The Council is responsible for allocating the slots for the Hajj assigned to Russia. In 2012, it demanded a rise in the number of mosques in Moscow, saying they should at least double.

== History ==
The Council of Muftis of Russia was founded on July 2, 1996 in Moscow at a meeting of muftis convened by the chairman of the Spiritual Administration of Muslims of the Central European Region of Russia Ravil Gainutdin, elected chairman of the new association. In addition to the DUMCER, the Spiritual Administrations of the Muslims of the Volga region, Tatarstan, Siberia, the Orenburg region and others became co-founders.

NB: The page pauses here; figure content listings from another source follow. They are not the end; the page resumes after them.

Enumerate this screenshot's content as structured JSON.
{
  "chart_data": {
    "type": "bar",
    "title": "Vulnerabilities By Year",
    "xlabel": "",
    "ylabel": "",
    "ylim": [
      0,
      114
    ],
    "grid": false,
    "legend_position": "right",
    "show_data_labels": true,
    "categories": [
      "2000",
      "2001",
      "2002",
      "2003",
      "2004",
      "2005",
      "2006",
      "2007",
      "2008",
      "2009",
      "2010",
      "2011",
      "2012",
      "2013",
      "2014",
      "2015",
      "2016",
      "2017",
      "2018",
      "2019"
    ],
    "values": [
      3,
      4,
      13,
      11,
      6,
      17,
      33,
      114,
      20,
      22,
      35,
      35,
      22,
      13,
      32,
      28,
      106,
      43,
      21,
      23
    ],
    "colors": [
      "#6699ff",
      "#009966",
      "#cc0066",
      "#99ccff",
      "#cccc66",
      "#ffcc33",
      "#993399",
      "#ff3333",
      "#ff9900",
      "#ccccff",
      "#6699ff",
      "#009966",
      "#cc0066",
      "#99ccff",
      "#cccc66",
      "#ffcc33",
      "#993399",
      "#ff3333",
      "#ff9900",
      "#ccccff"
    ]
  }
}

On November 25, 1998, the Council of Muftis of Russia merged with the Supreme Coordination Center of the Spiritual Administration of Muslims of Russia and the Coordination Center of Muslims of the North Caucasus.

In February 2009, the Council of Muftis received a warning from the Ministry of Justice of the Russian Federation due to the discovery during the inspection of violations of the legislation of the Russian Federation—violations that were later corrected.

In December 2009, negotiations and consultations began between the heads of Muslim organizations in Russia, the Central Spiritual Muslim Board and the Spiritual Muslim Board of the Russian Federation, including the SMF, on their merger into a single structure, but due to disagreements between Talgat Tadzhudinnov and Ravil Gainutdinov, the process of merging Muslim organizations was suspended for an indefinite period.

In the mid-2010s, after the largest member of the Council of Muftis of Russia was transformed into the Spiritual Administration of Muslims of the Russian Federation, becoming one of the all-Russian muftis, the RMC, in turn, became a purely representative body a number of spiritual boards of Muslims.